Carol Burris, experienced educator and Executive Director of the Network for Public Education, reacted to the article in Fortune about corporate support for the Common Core. Her message to CEO Rex Tillerson: “Leave our children alone.”

 

Burris wrote a personal letter to Rex Tillerson, the CEO of ExxonMobil. Tillerson was quoted in the Fortune article, complaining that American schools turn out “defective products.” For unknown reasons, he is convinced that the Common Core will fix those “defective products” (i.e., students) and make them “college and career ready.” Why does he think so?
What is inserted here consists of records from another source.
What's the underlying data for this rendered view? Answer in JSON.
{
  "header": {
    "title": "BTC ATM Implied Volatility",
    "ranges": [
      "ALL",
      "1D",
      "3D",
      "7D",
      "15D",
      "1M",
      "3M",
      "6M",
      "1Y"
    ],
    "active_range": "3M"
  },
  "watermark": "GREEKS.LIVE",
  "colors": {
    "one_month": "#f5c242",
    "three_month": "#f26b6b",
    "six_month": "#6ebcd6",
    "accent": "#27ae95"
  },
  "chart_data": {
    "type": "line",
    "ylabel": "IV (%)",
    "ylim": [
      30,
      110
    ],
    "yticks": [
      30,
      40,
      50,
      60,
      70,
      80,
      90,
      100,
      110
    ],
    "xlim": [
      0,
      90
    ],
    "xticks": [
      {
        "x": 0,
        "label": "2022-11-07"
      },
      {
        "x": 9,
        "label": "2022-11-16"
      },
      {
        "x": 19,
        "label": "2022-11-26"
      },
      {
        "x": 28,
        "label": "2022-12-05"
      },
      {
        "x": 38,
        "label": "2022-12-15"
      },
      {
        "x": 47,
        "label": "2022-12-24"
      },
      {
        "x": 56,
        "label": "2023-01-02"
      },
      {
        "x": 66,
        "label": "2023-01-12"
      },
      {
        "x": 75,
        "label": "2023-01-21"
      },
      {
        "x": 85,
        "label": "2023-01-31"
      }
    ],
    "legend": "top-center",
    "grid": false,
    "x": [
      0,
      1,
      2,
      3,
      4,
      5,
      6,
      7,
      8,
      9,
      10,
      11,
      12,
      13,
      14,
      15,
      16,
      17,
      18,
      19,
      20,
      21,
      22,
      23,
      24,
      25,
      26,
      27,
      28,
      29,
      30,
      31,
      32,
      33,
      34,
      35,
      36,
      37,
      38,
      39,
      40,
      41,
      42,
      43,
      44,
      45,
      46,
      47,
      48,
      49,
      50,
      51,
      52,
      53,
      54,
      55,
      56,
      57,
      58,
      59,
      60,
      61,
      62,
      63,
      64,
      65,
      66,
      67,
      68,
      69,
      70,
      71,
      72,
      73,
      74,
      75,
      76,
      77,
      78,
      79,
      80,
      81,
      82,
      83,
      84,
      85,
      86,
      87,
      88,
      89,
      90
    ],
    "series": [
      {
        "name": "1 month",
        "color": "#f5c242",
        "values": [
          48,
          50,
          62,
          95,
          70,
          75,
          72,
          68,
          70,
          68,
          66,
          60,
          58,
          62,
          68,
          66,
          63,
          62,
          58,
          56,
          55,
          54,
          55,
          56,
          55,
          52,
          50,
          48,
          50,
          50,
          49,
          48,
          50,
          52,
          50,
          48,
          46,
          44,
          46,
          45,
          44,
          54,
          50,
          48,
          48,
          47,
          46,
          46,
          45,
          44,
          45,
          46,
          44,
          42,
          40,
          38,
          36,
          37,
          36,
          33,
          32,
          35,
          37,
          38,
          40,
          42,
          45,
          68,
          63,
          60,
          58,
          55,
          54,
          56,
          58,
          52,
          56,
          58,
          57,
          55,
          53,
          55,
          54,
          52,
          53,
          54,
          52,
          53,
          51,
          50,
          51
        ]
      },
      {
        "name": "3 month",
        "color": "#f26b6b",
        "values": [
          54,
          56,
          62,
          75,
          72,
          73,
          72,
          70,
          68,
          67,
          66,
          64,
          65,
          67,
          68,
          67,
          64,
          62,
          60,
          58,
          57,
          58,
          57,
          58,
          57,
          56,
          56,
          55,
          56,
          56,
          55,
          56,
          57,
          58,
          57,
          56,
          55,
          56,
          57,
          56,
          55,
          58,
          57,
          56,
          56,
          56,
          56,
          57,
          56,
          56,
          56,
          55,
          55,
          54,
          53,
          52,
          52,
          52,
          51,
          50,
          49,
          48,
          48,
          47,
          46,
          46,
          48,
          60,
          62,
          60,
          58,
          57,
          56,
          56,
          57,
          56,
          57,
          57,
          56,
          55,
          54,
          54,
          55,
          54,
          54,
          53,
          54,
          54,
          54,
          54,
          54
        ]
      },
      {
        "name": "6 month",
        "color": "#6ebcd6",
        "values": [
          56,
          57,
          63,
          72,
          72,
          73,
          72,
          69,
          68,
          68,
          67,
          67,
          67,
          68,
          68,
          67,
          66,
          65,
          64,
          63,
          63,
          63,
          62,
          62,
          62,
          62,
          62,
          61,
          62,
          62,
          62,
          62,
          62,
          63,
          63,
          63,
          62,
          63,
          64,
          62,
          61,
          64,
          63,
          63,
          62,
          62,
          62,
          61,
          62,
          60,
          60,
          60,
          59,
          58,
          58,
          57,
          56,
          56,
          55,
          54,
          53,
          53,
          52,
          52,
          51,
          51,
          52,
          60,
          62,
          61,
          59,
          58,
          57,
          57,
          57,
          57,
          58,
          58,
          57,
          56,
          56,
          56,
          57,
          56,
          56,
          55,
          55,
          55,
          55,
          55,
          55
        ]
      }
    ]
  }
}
Well, important people say so, and that’s proof enough for Rex.

 

Burris’ message to Rex: leave our children alone. They are children, not products.

 

She writes:

 

Your Dickensian thinking has been “outed” and this holiday season, you are as welcome as the ghost of Christmas past. The common-folk for whom the Core you adore was designed, do not like it—only 24 percent of public school parents want it used in their school. And they certainly do not like to hear their children referred to as “defective products.” Mr. Tillerson, you have made the mommies and daddies mad.

 

I understand their reaction must confound you. In a world in which your corporation has been declared a person, one might mistake human children for products to consume. When we humanize the inanimate, it is easy for the humanity of the animate to slip away.

 

Take that, Rex. Very bad PR for Exxon. What is “good will” worth to your corporation? When you make the parents and teachers mad, you make a big mistake. A gaffe. A PR disaster.